Bien que le premier contact avec le jeu nous entraine du côté d’un univers gentillet, on se rend rapidement compte que la question de la mort a une place essentielle au sein de ces lieux, et cela se traduit aussi bien dans la trame de fond, aussi cryptique qu’elle peut l’être, que dans la difficulté du défi imposé.
Tunic se présente comme un jeu d’action et d’aventure en vue isométrique qui n’est évidemment pas sans rappeler certains épisodes de Zelda, A Link to the Past en tête, où l’on s’amuse à découper des bottins d’herbe et à casser des pots dans l’espoir d’y trouver de petits cristaux. On nous place alors aux commandes d’un petit renard – absolument adorable et doté d’animations parfaites – chargé d’une quête énigmatique, qui vagabonde à travers ces différents niveaux construits avec une structure de type metroidvania, avec des parties du monde qui se débloquent peu à peu au fur et à mesure que l’on trouve certains objets clés.
Une somme d’influences évidente
Et si tout cela parait très familier au premier abord, n’allez pas croire que ce sera une promenade de santé.
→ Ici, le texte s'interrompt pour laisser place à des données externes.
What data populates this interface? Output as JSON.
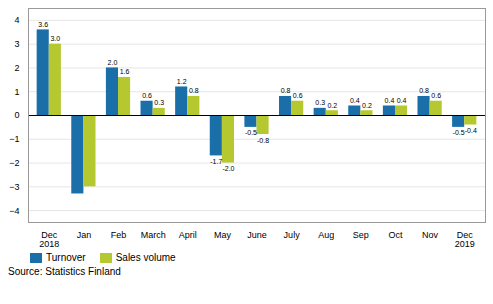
{
  "chart_data": {
    "type": "bar",
    "categories": [
      "Dec\n2018",
      "Jan",
      "Feb",
      "March",
      "April",
      "May",
      "June",
      "July",
      "Aug",
      "Sep",
      "Oct",
      "Nov",
      "Dec\n2019"
    ],
    "series": [
      {
        "name": "Turnover",
        "color": "#1a6fa8",
        "values": [
          3.6,
          -3.3,
          2.0,
          0.6,
          1.2,
          -1.7,
          -0.5,
          0.8,
          0.3,
          0.4,
          0.4,
          0.8,
          -0.5
        ],
        "value_labels": [
          "3.6",
          null,
          "2.0",
          "0.6",
          "1.2",
          "-1.7",
          "-0.5",
          "0.8",
          "0.3",
          "0.4",
          "0.4",
          "0.8",
          "-0.5"
        ]
      },
      {
        "name": "Sales volume",
        "color": "#b5c830",
        "values": [
          3.0,
          -3.0,
          1.6,
          0.3,
          0.8,
          -2.0,
          -0.8,
          0.6,
          0.2,
          0.2,
          0.4,
          0.6,
          -0.4
        ],
        "value_labels": [
          "3.0",
          null,
          "1.6",
          "0.3",
          "0.8",
          "-2.0",
          "-0.8",
          "0.6",
          "0.2",
          "0.2",
          "0.4",
          "0.6",
          "-0.4"
        ]
      }
    ],
    "ylim": [
      -4.5,
      4.5
    ],
    "yticks": [
      -4,
      -3,
      -2,
      -1,
      0,
      1,
      2,
      3,
      4
    ],
    "grid": true,
    "legend": "lower left",
    "data_labels": true,
    "annotations": [
      "Source: Statistics Finland"
    ]
  }
}
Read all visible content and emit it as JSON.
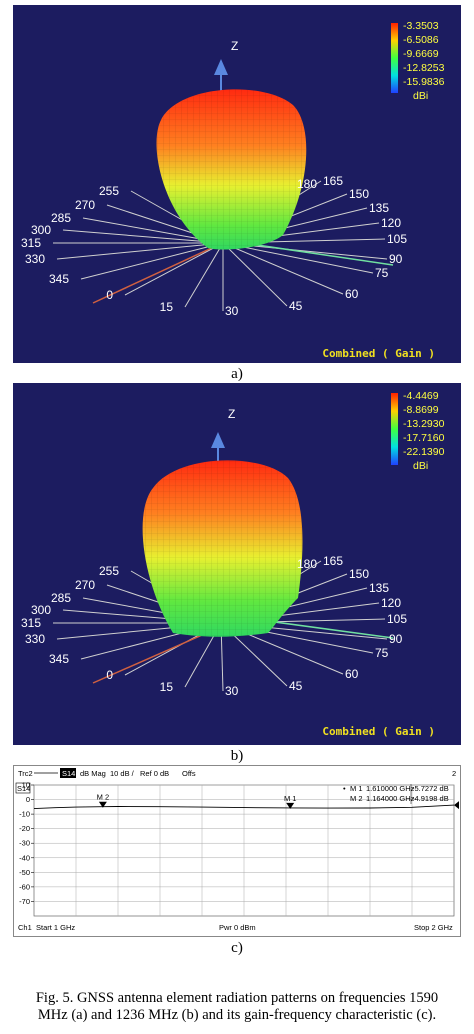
{
  "panel_a": {
    "legend": [
      "-3.3503",
      "-6.5086",
      "-9.6669",
      "-12.8253",
      "-15.9836"
    ],
    "unit": "dBi",
    "axis_label": "Z",
    "footer": "Combined ( Gain )",
    "angles": [
      "0",
      "15",
      "30",
      "45",
      "60",
      "75",
      "90",
      "105",
      "120",
      "135",
      "150",
      "165",
      "180",
      "255",
      "270",
      "285",
      "300",
      "315",
      "330",
      "345"
    ],
    "sublabel": "a)"
  },
  "panel_b": {
    "legend": [
      "-4.4469",
      "-8.8699",
      "-13.2930",
      "-17.7160",
      "-22.1390"
    ],
    "unit": "dBi",
    "axis_label": "Z",
    "footer": "Combined ( Gain )",
    "angles": [
      "0",
      "15",
      "30",
      "45",
      "60",
      "75",
      "90",
      "105",
      "120",
      "135",
      "150",
      "165",
      "180",
      "255",
      "270",
      "285",
      "300",
      "315",
      "330",
      "345"
    ],
    "sublabel": "b)"
  },
  "chart_data": {
    "type": "line",
    "header": {
      "trace": "Trc2",
      "param": "S14",
      "format": "dB Mag",
      "scale": "10 dB /",
      "ref": "Ref 0 dB",
      "offs": "Offs",
      "channel_num": "2"
    },
    "trace_tag": "S14",
    "y_ticks": [
      "10",
      "0",
      "-10",
      "-20",
      "-30",
      "-40",
      "-50",
      "-60",
      "-70"
    ],
    "ylim": [
      -80,
      10
    ],
    "xlim_ghz": [
      1,
      2
    ],
    "markers": [
      {
        "name": "M1",
        "freq": "1.610000 GHz",
        "value": "-5.7272 dB",
        "x_ghz": 1.61,
        "y_db": -5.7272,
        "bullet": "•"
      },
      {
        "name": "M2",
        "freq": "1.164000 GHz",
        "value": "-4.9198 dB",
        "x_ghz": 1.164,
        "y_db": -4.9198,
        "bullet": ""
      }
    ],
    "series": [
      {
        "x_ghz": [
          1.0,
          1.05,
          1.1,
          1.164,
          1.2,
          1.3,
          1.4,
          1.5,
          1.61,
          1.7,
          1.8,
          1.9,
          2.0
        ],
        "y_db": [
          -6.2,
          -5.6,
          -5.2,
          -4.9,
          -4.8,
          -4.9,
          -5.2,
          -5.5,
          -5.7,
          -5.9,
          -5.8,
          -5.3,
          -3.8
        ]
      }
    ],
    "footer": {
      "channel": "Ch1",
      "start": "Start  1 GHz",
      "power": "Pwr  0 dBm",
      "stop": "Stop  2 GHz"
    }
  },
  "sublabel_c": "c)",
  "caption": "Fig. 5. GNSS antenna element radiation patterns on frequencies 1590 MHz (a) and 1236 MHz (b) and its gain-frequency characteristic (c).",
  "colors": {
    "background": "#1c1c60",
    "legend_text": "#ffff40",
    "footer_text": "#f0e020",
    "angle_text": "#ffffff",
    "axis_arrow": "#5a88e0",
    "x_axis": "#d06040",
    "y_axis": "#70e0a0"
  }
}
Que ce soit dans ses combats très punitifs où votre barre de vie s’épuise à vue d’oeil ou dans l’exploration jonchée de secrets qui demandent un oeil de lynx, Tunic s’adresse avant tout à celles et ceux qui ont l’habitude de jouer à ce genre de jeu, et plus spécifiquement aux joueurs et joueuses qui ont la nostalgie de ces derniers.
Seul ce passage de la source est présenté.